Discovering new reserves in mature petroleum provinces requires an understanding of the depositional and diagenetic processes that generated reservoir and sealing lithofacies. A key element to the logical interpretation of depositional processes is a sound stratigraphic framework based on geologic principles. Hot shales and coals were used to construct a chronostratigraphic framework for Pennsylvanian intervals where carbonate markers were undetectable. This framework was used to clarify stratigraphy, interpret depositional settings and assess the impact of subsidence rates on sediment dispersal.

This new stratigraphic framework relies on radioactive “hot shales” to identify maximum flooding and the cross-cutting relationship between sandstone bodies and hot shales to identify sequence boundaries.
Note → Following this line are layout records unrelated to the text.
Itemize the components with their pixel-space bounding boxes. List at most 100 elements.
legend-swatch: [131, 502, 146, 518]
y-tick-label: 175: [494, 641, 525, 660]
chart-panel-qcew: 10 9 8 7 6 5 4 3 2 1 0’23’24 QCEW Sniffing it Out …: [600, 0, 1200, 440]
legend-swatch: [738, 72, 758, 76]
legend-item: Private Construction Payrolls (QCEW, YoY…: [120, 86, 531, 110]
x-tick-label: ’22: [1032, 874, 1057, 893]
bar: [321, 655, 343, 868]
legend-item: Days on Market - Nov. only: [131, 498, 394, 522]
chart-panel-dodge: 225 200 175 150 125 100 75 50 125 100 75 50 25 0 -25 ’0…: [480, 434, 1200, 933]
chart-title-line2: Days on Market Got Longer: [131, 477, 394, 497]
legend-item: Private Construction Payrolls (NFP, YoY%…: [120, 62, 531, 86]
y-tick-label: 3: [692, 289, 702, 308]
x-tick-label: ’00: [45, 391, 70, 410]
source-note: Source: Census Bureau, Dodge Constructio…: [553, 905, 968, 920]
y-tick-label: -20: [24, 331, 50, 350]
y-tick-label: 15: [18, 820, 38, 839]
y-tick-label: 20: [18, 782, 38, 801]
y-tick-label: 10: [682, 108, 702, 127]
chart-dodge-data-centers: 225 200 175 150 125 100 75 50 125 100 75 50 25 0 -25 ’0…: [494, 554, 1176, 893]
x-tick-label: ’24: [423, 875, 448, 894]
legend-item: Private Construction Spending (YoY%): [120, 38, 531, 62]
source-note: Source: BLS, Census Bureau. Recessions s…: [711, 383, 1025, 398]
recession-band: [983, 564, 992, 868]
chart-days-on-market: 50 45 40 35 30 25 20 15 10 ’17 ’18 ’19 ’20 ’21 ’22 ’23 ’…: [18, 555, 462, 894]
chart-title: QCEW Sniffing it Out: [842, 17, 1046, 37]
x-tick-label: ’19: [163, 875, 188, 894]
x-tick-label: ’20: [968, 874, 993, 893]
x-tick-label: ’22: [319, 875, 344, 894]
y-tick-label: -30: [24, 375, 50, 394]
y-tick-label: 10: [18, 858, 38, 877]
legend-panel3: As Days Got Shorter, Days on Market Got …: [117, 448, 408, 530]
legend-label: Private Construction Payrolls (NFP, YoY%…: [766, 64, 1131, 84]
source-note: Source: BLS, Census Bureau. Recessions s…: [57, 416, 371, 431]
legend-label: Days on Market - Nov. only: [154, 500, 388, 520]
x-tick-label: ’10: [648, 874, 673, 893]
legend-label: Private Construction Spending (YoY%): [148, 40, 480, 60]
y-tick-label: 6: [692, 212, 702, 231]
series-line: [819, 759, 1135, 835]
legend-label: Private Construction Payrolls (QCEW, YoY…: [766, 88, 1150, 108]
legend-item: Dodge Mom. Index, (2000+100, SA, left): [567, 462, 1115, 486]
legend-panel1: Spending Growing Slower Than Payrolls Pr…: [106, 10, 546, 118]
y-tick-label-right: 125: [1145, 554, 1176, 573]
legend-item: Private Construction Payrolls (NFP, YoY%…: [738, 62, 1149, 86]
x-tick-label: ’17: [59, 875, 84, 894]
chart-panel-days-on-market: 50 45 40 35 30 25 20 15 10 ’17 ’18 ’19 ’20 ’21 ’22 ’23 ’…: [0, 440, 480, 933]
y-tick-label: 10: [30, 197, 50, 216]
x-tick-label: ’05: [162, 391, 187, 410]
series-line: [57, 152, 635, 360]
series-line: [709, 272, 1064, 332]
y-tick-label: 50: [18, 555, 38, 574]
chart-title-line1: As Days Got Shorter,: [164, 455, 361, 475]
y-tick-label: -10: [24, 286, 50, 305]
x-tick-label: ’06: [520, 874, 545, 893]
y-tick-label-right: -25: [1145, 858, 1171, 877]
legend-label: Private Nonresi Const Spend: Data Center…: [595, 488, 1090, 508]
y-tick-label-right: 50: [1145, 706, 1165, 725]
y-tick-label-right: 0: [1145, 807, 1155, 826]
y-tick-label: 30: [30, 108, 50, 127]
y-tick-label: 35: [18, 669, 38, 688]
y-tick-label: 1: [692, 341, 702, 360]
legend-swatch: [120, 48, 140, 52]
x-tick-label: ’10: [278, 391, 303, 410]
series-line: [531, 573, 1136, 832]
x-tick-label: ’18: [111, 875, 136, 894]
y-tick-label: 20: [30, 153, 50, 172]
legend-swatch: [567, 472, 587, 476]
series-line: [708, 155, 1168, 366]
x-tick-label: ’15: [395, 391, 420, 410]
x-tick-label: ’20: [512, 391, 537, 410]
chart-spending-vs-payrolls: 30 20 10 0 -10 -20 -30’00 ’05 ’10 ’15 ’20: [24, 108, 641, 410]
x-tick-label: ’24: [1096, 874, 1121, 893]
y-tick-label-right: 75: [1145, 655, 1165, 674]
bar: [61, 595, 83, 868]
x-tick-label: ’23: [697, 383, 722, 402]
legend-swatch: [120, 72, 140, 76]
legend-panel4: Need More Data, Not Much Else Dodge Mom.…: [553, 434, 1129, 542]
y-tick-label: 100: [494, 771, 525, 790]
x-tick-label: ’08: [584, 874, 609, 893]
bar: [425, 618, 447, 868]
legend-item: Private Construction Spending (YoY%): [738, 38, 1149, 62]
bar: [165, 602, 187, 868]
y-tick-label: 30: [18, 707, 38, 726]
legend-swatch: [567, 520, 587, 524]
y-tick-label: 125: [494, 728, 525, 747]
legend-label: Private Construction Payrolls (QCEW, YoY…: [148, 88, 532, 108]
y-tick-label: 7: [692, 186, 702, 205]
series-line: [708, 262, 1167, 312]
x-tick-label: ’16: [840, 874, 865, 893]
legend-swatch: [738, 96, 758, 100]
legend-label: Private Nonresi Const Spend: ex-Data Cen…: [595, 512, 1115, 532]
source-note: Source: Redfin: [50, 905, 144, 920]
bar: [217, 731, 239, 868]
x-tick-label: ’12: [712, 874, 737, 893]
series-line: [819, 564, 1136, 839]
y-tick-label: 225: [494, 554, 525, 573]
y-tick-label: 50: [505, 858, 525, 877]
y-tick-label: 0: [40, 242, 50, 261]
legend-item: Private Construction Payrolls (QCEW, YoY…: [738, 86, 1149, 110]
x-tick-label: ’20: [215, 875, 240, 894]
This framework can be extended into outer shelf and basinal settings where conditions were unsuitable for deposition of the thin carbonates that serve as conventional lithostratigraphic markers. Once the framework is in place, it is usually easier to interpret depositional systems, explain trapping mechanisms, and identify genetic units that could be partially or totally isolated from previously produced reservoirs. Interpreting the spatial distribution of sandstone bodies within a sequence-stratigraphic framework provides a mechanism to separate juxtaposed oil- and gas-bearing and water-bearing reservoirs. This framework is applied in the Arkoma and Anadarko basins to help explain the distribution pattern of thicker sandstone trends and enhance the search for targets for vertical and horizontal wells. Vintage areas in northeastern Oklahoma are reexamined using modern wireline log data that allows the delineation of interpreted lowstand incised valley trends and areas of potential oil and gas accumulations.